Kalpitiya Dutch Fort
Sri Lanka has its own rich history and culture to display throughout the island, but it is also home to the remnants of various invasions from its past. The Kalpitiya Dutch Fort is one of many examples of these.
Kalpitiya was once a well-known trading hub for passing Arab merchants. In the mid-16th century, the Portuguese conquered the town and renamed it to Kardiv Island. Sri Lanka’s reigning monarch at the time, King Rajasinghe II from the Kingdom of Kandy, turned to the Dutch for help in retaking his land. However, after the Dutch invasion, the land was not returned back to the king. Instead, the Dutch began the construction of a fort which was completed in 1676. The location was a strategically important point that allowed the Dutch East India Company to control the Kingdom of Kandy’s external trade.

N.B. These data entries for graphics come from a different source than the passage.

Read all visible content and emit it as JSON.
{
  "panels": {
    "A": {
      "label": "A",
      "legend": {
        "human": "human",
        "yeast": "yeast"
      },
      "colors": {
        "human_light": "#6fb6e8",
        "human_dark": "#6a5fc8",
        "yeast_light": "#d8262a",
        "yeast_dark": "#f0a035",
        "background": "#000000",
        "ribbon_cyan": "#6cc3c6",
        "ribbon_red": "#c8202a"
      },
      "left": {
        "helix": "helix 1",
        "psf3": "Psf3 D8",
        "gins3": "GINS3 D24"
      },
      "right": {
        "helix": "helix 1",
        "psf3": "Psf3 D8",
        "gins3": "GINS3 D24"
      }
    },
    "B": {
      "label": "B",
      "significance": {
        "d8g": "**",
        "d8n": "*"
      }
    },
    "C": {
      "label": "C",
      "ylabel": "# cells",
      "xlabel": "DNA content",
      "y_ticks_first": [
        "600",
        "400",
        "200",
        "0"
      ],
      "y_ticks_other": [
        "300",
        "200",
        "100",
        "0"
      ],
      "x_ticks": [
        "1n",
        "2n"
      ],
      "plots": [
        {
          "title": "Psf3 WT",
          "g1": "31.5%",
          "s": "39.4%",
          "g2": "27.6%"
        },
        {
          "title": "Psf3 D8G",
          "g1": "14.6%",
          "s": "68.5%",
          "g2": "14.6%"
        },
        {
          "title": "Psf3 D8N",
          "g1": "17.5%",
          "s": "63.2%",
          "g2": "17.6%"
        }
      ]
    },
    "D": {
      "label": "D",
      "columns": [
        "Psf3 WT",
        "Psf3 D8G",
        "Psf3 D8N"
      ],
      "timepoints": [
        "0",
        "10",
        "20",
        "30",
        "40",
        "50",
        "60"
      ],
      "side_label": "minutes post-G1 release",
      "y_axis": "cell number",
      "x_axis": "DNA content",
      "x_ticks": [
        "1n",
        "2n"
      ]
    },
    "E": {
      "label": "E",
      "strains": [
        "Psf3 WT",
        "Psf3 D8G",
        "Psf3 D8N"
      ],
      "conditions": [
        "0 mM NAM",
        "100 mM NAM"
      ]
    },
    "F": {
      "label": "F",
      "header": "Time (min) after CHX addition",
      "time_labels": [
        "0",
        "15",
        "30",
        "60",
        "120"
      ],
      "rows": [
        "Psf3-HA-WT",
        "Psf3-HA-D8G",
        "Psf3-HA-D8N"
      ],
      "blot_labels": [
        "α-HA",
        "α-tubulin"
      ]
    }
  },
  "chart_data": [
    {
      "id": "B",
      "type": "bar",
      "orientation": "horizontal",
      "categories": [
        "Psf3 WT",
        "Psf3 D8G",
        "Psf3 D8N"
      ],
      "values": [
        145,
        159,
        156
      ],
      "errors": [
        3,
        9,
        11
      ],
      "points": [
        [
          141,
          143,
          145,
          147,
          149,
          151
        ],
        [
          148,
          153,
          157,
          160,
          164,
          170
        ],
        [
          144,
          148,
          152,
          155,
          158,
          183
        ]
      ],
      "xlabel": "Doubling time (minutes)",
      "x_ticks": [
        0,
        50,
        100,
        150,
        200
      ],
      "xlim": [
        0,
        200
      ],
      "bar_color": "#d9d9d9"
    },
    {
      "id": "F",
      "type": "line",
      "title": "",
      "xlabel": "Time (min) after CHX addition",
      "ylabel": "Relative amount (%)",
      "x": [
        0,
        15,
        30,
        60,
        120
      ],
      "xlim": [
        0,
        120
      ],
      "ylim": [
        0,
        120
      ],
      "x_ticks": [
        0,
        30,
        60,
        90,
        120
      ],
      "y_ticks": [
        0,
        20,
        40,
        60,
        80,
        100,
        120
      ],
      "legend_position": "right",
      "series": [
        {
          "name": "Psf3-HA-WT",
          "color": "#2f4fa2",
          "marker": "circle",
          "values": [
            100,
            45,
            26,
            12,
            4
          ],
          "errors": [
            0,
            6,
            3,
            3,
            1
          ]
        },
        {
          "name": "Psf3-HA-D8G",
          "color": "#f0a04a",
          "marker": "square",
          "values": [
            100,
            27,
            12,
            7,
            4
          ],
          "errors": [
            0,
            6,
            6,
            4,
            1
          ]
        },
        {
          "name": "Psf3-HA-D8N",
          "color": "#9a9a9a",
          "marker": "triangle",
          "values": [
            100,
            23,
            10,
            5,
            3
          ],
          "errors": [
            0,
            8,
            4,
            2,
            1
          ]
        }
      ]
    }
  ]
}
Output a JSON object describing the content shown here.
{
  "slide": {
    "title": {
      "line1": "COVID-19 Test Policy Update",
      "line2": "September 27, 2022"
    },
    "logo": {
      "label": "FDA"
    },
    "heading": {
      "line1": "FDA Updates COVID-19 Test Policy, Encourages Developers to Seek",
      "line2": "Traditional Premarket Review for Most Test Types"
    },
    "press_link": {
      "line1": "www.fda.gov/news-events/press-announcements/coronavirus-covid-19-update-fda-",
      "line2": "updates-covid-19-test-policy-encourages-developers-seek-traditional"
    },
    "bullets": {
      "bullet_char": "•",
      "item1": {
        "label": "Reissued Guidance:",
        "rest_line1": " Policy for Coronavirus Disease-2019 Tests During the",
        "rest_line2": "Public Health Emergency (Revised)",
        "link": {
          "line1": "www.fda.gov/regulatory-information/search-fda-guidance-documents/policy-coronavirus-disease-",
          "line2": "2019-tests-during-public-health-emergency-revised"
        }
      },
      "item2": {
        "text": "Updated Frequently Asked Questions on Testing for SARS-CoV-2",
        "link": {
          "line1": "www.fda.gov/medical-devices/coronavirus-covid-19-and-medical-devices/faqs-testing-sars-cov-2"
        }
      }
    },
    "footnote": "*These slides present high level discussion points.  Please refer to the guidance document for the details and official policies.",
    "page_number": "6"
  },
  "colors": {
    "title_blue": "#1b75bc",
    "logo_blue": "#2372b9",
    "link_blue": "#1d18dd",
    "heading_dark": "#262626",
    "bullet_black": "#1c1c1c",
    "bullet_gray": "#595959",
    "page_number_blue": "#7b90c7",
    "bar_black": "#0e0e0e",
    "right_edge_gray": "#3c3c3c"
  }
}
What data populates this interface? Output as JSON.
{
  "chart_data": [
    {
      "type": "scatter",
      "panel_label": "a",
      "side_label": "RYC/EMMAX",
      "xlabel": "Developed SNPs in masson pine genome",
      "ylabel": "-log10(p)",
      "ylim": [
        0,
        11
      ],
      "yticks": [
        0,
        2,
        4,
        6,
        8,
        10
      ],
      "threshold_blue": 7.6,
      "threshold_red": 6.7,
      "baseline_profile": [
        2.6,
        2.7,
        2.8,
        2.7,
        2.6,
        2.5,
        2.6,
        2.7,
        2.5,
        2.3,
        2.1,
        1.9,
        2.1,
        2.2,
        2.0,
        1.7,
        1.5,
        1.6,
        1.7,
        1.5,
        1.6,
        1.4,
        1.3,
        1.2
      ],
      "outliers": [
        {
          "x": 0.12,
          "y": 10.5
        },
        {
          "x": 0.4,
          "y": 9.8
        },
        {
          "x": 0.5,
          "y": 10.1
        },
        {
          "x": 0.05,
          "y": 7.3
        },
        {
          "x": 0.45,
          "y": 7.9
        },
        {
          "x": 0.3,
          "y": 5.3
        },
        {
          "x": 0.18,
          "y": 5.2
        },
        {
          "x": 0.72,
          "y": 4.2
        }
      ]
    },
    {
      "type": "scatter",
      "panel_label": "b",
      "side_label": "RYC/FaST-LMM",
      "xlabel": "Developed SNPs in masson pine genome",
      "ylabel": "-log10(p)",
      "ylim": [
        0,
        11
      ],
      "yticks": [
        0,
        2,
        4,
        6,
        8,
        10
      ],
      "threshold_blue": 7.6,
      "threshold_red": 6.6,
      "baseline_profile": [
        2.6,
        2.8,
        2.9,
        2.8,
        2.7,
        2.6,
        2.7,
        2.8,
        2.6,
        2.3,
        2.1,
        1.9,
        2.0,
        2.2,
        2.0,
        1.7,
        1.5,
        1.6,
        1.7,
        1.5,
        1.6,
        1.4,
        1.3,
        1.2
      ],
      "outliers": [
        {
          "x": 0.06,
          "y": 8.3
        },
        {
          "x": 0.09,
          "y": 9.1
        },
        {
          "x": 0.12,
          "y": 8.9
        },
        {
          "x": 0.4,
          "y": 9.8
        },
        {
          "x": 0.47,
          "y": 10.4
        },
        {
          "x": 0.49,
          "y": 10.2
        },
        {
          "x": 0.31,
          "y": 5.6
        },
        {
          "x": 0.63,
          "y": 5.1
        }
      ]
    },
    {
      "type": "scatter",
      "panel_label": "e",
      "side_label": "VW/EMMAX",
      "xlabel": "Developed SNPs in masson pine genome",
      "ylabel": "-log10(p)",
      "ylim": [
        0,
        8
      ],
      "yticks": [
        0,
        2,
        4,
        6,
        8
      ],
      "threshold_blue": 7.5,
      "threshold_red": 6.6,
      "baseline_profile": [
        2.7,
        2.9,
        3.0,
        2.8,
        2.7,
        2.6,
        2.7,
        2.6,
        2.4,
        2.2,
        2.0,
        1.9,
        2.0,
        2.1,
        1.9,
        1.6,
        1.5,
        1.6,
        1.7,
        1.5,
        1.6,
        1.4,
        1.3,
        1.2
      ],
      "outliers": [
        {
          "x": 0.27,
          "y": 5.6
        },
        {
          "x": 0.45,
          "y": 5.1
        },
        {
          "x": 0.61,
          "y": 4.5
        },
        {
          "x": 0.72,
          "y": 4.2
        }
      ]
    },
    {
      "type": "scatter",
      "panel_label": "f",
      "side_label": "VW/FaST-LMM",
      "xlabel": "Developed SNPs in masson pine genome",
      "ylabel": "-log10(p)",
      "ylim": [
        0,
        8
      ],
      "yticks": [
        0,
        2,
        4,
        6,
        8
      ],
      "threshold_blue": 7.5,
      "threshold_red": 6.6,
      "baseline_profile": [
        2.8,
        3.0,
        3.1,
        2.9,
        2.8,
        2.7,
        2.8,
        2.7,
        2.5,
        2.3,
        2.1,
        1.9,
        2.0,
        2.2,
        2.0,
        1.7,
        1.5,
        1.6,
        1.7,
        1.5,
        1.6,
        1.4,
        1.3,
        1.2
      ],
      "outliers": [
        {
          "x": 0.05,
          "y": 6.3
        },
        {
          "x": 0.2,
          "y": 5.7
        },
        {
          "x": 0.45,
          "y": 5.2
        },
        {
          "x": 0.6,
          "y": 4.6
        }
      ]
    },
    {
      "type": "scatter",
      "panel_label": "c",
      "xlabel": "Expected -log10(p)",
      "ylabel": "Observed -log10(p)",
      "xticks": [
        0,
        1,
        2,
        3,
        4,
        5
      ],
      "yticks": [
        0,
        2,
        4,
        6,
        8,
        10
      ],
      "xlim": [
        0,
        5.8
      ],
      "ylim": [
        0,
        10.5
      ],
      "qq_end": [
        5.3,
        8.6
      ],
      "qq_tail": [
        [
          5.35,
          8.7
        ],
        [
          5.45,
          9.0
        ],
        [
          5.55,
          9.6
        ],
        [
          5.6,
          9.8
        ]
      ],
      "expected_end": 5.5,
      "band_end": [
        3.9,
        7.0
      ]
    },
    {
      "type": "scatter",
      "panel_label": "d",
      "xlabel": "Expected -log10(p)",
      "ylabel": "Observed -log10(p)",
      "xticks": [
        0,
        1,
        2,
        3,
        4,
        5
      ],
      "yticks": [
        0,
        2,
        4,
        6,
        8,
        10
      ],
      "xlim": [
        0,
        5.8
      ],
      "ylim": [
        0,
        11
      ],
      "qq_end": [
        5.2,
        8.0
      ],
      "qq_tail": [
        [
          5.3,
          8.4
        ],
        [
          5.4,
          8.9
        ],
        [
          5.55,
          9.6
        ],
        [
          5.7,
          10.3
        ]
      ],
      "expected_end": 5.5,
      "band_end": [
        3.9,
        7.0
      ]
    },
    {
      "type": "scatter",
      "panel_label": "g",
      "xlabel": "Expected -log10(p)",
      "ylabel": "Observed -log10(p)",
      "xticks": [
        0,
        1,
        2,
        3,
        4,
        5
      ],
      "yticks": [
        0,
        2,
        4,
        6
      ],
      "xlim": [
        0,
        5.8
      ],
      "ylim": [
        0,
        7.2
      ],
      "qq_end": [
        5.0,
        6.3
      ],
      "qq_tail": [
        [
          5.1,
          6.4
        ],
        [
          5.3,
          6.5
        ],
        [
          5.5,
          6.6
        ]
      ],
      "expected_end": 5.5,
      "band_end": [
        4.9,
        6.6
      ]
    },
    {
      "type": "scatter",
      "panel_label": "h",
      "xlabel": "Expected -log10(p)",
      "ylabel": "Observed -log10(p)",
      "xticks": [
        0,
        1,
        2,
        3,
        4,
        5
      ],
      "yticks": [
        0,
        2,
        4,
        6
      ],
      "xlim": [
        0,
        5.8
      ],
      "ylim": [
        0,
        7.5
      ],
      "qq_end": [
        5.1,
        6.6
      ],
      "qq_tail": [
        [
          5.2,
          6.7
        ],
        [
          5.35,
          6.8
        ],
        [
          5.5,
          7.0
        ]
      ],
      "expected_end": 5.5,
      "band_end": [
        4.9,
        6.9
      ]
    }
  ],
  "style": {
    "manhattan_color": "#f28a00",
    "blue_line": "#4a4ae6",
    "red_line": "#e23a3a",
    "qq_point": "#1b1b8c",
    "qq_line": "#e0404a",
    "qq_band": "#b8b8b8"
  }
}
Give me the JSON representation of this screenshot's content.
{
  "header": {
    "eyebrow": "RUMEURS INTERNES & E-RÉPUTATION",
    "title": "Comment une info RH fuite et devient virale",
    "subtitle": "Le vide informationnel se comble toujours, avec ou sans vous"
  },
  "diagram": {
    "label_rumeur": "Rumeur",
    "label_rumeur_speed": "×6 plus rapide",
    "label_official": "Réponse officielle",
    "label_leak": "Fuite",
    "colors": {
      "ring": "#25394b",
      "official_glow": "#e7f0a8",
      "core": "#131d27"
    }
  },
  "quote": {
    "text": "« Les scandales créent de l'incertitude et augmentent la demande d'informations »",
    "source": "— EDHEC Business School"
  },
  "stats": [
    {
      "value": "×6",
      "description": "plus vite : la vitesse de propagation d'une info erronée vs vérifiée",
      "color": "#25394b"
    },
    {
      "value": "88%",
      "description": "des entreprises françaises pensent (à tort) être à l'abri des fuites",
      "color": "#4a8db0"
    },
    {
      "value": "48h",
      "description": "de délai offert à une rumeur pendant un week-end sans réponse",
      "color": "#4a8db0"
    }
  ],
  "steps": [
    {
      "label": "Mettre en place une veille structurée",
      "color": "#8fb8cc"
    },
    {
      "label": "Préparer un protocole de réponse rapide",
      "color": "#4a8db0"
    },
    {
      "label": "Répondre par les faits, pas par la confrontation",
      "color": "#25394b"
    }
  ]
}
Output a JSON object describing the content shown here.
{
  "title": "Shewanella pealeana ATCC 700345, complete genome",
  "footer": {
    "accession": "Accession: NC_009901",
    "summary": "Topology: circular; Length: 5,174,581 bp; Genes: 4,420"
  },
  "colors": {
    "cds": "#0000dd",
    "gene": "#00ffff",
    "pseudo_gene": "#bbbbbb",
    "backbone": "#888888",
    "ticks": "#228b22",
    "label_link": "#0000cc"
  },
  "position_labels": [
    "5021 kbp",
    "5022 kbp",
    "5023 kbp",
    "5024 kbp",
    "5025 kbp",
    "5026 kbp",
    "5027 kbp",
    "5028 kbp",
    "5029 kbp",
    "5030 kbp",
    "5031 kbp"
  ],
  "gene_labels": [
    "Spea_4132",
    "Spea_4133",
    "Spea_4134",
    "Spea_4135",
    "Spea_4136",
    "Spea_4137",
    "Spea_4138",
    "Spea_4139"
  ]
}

Highlights of the Fort and its Utilisation
The fort is a square-shaped structure with walls that reach up to 4 meters high, and it was constructed using coral and limestone from the surrounding area. It features bastions at each of its four corners. In 1795, the fort was taken over by the British, who occupied it until the mid-19th century in 1859. During Sri Lanka’s decades-long civil war, the fort was used as a base by the Sri Lankan Navy for its training and operational activity.